A lawyer for Jeremy Renner denied the accusations against the actor brought forth by filmmaker Yi Zhou, who Renner allegedly had a “brief consensual encounter” with. Both Renner and Zhou also revealed Saturday that they have sent each other cease-and-desist letters over the ordeal.
Over the last week, in a series of Instagram posts and a Daily Mail interview, Zhou accused the Hawkeye star of sending her unsolicited “intimate” photos and video and then threatening to “call ICE” on her after she “called him out privately” on alleged misconduct.
Zhou, director of the documentary Chronicles of Disney featuring Renner, claimed that she had a personal and professional relationship with Renner that left her fearing for her safety.
“Mr. Renner first contacted me directly in June, sending personal and intimate photographs of himself, behavior that, according to public reports, he has exhibited before,” Zhou wrote on Instagram. She claims Renner wooed her over calls and text discussions, saying he wanted a relationship. Zhou alleges they started dating and working together on two projects, including Chronicles of Disney, and that Renner “appears in 80% of the film.”
However, when the documentary was released last month, Renner “refused to make any public promotion,” despite allegedly having entered into written agreements with her production company. Zhou says she appealed to Renner to help her combat fan accounts falsely claiming the documentary was generated by AI without his consent, but he refused.
“When I called him out privately about his past misconduct and asked him to behave properly, to respect me as a woman and as a filmmaker, he threatened to call immigration/ICE on me, an act that deeply shocked and frightened me,” she wrote. “Such behavior is unacceptable and emblematic of the imbalance of power that continues to harm women in our industry.” A rep for the actor previously told Rolling Stone that the allegations were “totally inaccurate and untrue.”
In a statement to People on Saturday, Renner’s lawyer Marty Singer said Zhou’s claims were “false, outrageous and highly defamatory,” adding that Zhou was retaliating against Renner after he “rejected her romantic advances” and did not promote their shared projects on social media.
Singer admitted that Renner and Zhou had a “brief consensual encounter” that occurred in July 2025. However, Singer claims Renner cut off communication with Zhou after she continually sent him “sexually explicit messages expressing her love,” with the most recent one she allegedly sent on Oct. 24.
As for Zhou’s claim that Renner threatened to call ICE, Singer said the filmmaker “had been relentlessly harassing and threatening my client with hundreds of unsolicited and unwanted messages.”
“The true facts are that Ms.
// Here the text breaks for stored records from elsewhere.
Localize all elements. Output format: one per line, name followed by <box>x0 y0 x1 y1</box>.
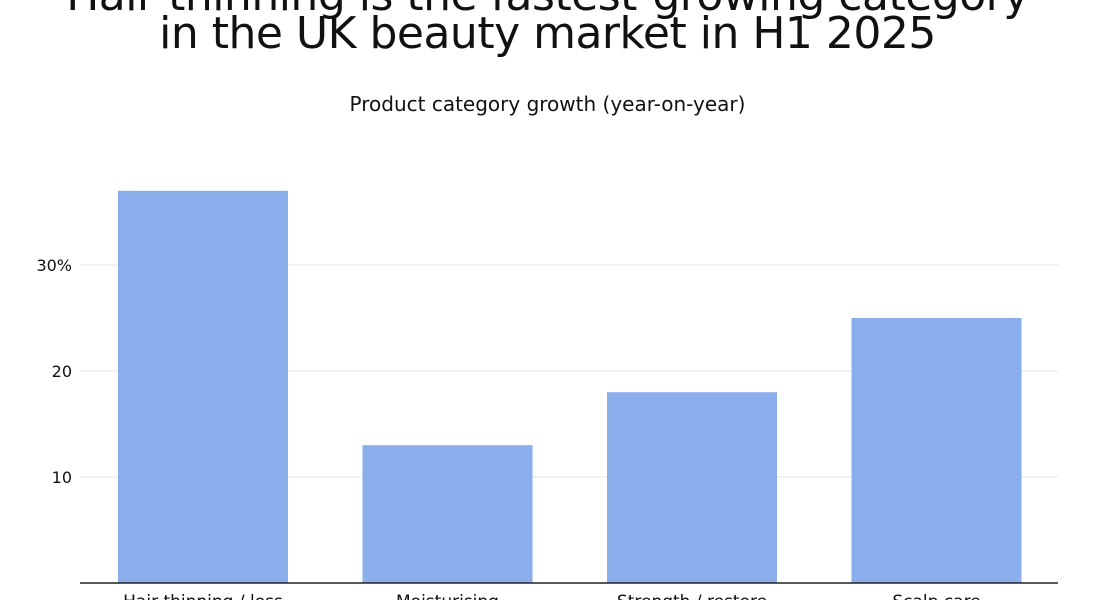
bars <box>118 190 1022 584</box>
page-title-line-2: in the UK beauty market in H1 2025 <box>159 8 936 59</box>
labels: 10 20 30% Hair thinning / loss Moisturising S… <box>36 256 980 600</box>
bar-2 <box>607 392 777 583</box>
x-category-label-1: Moisturising <box>396 592 499 600</box>
bar-0 <box>118 190 288 584</box>
y-tick-label-30: 30% <box>36 256 72 275</box>
x-category-label-3: Scalp care <box>892 592 980 600</box>
bar-3 <box>851 318 1022 583</box>
bar-1 <box>362 445 533 583</box>
y-tick-label-20: 20 <box>52 362 72 381</box>
chart-title: Product category growth (year-on-year) <box>349 92 746 116</box>
x-category-label-0: Hair thinning / loss <box>123 592 283 600</box>
page-title-line-1: Hair thinning is the fastest-growing cat… <box>0 0 1095 18</box>
y-tick-label-10: 10 <box>52 468 72 487</box>
x-category-label-2: Strength / restore <box>617 592 767 600</box>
Zhou has relentlessly and aggressively harassed and pursued my client for months with no reciprocation on my client’s part, other than a single brief encounter on July 12, 2025,” Singer told People. (Zhou did not immediately return Rolling Stone‘s request for comment.)
TMZ reported Saturday that Renner had sent a cease-and-desist letter to Zhou over the situation; hours later, Zhou responded on social media revealing that she sent Renner a cease-and-desist letter of her own on November 5.
“I am sharing my official cease and desist letters sent to Jeremy Renner and his representatives,” Zhou wrote Saturday. “These letters were sent after I received unsolicited sexual content in the beginning and throughout the months, misinformation about my professional work, and threats involving ICE. These letters show the struggle are about continued sexual images, fans smear campaign and threats involving ICE, they are not because he did not reciprocate in a [relationship] we have been since June.”